One reason to believe in Fink’s message is that BlackRock has and is currently pursuing a big area for growth. This area is private market investment products. This includes funds that invest in private equity and private credit. With private market investment products, companies often charge 2% fees. There are also extra fees if returns exceed certain targets. As it stands today, private markets AUM make up only 2% of the company’s total AUM. Yet, it makes up 11% of the firm’s base fee revenue. This ratio of revenue versus AUM far exceeds any other BlackRock product, making assets in the area more valuable and at a higher margin. Given the low percentage of the company’s total assets that private assets represent, there is significant room to grow this area of the business.

It is already making big moves to grow its private markets business. It acquired Global Infrastructure Partners, a private market infrastructure investment company. It also acquired HPS Investment Partners, a private credit investor. Some expect private market AUM to grow at twice the rate of public markets through 2032, making this a good time for BlackRock to invest more in this space.

Additionally, analysts see merger and acquisition (M&A) activity increasing substantially during the Trump administration.

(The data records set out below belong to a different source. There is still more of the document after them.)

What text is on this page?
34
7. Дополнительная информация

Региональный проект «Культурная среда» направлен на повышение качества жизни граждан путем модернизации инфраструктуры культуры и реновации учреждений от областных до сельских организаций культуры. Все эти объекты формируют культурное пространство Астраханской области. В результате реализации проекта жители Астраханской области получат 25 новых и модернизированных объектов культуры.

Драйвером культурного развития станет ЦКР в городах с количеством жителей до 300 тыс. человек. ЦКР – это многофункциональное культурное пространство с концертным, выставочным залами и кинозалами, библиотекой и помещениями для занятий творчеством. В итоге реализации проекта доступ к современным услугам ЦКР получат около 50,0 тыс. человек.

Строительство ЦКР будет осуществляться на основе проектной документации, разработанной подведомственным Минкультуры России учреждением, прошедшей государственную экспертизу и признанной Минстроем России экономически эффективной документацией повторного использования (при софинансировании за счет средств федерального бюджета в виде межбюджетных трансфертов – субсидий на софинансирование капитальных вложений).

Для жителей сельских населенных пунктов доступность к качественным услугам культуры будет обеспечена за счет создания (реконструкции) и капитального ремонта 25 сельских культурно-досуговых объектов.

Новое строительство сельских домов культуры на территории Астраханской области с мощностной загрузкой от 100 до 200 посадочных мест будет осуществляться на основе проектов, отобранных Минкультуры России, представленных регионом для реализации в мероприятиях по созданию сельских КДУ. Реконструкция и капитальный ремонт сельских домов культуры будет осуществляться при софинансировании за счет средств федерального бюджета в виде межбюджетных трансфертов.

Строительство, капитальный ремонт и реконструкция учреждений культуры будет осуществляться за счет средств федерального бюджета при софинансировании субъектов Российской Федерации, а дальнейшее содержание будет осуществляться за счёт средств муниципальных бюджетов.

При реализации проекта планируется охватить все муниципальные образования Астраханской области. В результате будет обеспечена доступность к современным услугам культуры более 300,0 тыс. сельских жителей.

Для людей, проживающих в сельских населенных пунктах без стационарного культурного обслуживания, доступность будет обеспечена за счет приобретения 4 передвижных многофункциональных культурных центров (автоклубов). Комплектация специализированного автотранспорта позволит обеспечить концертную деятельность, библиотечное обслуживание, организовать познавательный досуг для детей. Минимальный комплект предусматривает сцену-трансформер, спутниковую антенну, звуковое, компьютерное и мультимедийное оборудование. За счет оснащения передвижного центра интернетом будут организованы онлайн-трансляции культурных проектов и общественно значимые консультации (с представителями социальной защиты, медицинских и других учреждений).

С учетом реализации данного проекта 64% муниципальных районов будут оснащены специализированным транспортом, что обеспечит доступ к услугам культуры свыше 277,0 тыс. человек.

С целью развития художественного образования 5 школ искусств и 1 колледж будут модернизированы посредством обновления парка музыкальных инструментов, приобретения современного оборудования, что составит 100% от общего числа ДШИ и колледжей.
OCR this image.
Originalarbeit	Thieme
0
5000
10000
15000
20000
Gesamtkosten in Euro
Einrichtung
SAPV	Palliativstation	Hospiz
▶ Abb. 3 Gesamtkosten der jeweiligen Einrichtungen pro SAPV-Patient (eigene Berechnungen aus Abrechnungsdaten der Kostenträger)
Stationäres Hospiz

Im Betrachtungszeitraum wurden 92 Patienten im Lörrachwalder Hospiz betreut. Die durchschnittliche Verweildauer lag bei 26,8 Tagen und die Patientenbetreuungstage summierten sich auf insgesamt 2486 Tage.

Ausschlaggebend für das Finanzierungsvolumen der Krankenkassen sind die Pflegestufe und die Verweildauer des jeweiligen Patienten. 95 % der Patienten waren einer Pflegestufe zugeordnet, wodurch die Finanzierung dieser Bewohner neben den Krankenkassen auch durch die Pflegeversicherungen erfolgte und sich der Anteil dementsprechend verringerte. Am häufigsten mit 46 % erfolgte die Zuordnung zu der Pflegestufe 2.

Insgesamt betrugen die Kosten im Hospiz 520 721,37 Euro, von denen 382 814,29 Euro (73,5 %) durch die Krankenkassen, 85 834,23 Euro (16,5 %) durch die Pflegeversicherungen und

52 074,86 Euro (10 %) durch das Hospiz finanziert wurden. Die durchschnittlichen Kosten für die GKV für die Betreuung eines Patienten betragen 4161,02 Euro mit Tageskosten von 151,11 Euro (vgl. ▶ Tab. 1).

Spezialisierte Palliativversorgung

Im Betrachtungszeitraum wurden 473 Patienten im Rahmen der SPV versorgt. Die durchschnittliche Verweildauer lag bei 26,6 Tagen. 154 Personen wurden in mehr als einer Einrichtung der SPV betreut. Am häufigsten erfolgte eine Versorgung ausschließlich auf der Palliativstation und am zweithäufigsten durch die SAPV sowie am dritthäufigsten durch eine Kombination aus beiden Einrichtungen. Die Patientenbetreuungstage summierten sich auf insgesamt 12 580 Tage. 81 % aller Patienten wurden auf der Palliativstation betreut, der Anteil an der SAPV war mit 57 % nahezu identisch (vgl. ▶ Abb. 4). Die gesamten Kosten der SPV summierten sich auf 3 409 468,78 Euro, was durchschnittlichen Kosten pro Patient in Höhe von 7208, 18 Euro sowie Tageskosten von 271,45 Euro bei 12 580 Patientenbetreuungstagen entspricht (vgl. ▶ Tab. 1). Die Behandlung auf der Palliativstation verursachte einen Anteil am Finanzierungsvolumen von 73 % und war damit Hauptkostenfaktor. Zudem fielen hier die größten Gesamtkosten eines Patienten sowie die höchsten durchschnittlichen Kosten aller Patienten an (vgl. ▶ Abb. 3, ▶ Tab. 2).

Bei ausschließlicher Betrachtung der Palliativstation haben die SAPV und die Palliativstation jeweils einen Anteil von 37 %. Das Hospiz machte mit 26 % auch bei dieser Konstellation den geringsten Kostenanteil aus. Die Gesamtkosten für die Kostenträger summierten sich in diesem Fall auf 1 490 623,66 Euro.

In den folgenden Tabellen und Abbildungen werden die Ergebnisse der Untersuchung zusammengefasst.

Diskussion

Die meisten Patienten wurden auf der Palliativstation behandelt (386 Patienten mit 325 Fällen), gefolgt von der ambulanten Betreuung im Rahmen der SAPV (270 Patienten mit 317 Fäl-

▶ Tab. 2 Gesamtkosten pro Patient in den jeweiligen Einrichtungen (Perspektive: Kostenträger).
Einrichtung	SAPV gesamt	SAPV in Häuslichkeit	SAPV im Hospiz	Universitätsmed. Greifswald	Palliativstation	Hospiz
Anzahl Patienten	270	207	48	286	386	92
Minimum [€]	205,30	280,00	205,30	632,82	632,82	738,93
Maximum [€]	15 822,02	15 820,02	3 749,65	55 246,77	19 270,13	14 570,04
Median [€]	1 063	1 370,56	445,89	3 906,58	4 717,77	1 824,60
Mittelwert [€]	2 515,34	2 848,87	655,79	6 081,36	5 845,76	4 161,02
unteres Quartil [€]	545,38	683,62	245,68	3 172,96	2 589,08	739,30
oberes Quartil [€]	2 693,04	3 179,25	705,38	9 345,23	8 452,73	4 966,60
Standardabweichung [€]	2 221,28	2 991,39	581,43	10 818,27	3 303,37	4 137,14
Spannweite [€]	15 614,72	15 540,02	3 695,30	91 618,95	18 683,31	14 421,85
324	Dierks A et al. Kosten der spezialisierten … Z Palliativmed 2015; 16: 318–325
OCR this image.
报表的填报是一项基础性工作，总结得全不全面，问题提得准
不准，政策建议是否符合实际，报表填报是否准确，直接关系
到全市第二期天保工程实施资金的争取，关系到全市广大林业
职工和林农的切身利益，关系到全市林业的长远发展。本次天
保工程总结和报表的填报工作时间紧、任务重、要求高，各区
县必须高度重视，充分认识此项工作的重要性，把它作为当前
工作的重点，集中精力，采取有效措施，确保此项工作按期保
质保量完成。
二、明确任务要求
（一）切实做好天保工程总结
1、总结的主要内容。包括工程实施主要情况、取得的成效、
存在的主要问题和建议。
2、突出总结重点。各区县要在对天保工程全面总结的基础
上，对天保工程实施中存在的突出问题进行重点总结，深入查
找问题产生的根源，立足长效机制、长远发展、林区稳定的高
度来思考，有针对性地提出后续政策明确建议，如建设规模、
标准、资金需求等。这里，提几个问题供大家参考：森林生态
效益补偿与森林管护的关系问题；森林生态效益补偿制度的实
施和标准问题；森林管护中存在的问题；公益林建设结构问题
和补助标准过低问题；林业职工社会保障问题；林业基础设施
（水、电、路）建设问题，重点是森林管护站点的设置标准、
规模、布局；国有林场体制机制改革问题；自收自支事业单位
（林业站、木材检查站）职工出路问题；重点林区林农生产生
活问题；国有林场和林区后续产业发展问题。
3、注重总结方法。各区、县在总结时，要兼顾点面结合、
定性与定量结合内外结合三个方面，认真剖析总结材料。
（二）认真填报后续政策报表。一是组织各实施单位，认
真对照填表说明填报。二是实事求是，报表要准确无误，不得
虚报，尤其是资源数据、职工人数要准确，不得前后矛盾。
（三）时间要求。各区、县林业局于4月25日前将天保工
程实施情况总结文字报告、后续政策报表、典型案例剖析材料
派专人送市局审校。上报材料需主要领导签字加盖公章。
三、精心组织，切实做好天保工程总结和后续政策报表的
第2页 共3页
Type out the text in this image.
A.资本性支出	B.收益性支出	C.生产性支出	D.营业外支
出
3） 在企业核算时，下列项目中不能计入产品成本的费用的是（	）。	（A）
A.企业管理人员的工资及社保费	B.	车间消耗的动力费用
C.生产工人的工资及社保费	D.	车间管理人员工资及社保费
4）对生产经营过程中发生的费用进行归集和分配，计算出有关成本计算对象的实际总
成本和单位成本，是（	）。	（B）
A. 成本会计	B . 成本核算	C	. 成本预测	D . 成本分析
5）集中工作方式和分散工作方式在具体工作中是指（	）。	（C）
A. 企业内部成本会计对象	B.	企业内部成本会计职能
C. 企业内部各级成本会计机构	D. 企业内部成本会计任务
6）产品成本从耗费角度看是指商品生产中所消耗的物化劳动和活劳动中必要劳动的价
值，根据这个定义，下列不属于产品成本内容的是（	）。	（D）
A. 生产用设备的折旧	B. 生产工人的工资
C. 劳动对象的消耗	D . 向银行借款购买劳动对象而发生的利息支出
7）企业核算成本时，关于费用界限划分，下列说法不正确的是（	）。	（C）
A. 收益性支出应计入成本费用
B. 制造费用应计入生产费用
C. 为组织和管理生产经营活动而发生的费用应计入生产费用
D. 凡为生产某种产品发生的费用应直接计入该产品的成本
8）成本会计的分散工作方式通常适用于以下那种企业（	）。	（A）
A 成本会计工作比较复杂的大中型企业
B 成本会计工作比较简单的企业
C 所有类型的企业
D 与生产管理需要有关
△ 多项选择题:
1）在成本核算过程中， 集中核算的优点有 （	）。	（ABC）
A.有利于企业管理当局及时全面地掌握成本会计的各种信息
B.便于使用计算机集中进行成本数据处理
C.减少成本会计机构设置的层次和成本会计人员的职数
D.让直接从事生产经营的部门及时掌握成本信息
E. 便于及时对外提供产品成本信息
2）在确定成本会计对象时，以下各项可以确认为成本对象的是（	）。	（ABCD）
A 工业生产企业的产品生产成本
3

A rise in M&A activity is good for private markets. It allows them to sell their private assets more easily and realize profits. Overall, I see private markets as a strong long-term growth driver for BlackRock.

Two Other Stocks to Watch

Two other firms that can benefit from the same trends include State Street (NYSE: STT) and KKR & Co. Inc. (NYSE: KKR). State Street wants to launch the first ETF that allows anyone to invest in private assets, looking to benefit from this growing market. KKR is one of the world’s largest private asset management firms and stands to benefit from increased deal-making under the Trump administration.